The first call returns H(random seed || entropy_0 || secret). The
second call returns H(random seed || entropy_0 || secret || entropy_1
|| secret). Etc.

If not, then I have a fairly strong preference to keep whatever
construction we come up with consistent with something that could
actually happen with invocations of unmodified SipHash -- then all the
security analysis on SipHash goes through.

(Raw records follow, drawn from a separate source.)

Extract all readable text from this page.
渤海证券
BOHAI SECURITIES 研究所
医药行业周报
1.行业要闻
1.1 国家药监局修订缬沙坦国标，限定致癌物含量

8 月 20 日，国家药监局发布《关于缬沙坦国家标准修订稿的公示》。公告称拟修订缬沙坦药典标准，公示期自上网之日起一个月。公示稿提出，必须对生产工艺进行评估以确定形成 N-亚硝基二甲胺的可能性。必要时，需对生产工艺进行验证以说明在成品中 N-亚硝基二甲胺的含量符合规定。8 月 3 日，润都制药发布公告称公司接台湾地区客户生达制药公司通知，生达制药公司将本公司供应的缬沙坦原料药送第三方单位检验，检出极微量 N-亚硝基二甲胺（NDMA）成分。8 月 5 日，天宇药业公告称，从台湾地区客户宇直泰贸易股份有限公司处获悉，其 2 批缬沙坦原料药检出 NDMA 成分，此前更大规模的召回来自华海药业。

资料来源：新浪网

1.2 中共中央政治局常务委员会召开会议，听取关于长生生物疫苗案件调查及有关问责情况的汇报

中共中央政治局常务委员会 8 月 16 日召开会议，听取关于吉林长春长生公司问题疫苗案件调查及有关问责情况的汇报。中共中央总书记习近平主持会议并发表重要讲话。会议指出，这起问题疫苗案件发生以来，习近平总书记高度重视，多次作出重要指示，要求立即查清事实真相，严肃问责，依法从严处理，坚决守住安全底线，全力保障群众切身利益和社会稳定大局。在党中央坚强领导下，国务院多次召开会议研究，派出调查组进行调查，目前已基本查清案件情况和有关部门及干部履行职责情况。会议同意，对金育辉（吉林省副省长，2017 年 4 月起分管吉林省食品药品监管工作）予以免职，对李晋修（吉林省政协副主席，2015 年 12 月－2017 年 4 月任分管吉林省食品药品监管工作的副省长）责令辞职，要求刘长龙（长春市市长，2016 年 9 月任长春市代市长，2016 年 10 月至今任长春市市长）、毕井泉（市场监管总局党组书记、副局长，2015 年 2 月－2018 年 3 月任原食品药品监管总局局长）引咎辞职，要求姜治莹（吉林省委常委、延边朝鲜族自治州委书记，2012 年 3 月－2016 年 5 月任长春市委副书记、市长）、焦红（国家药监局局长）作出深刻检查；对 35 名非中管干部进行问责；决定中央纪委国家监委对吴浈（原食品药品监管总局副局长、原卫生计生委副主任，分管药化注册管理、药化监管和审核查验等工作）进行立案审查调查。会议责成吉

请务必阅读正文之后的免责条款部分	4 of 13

Anyway, I have mixed thoughts about the construction. It manages to
have a wide state at essentially no cost, which buys us quite a bit of
work factor to break it. Even with full knowledge of the state, an
output doesn't reveal the entropy except to the extent that it can be
brute-force (this is just whatever the appropriate extended version of
first preimage resistance gives us). The one thing I don't like is
that I don't see how to prove that you can't run it backwards if you
manage to acquire a memory dump. In fact, I that that there exist, at
least in theory, hash functions that are secure in the random oracle
model but that *can* be run backwards given the full state. From
memory, SHA-3 has exactly that property, and it would be a bit sad for
a CSPRNG to be reversible.

We could also periodically mix in a big (128-bit?) chunk of fresh
urandom output to keep the bad guys guessing.

(P.S. This kind of resembles the duplex sponge construction. If
hardware SHA-3 ever shows up, a duplex sponge RNG might nice indeed.)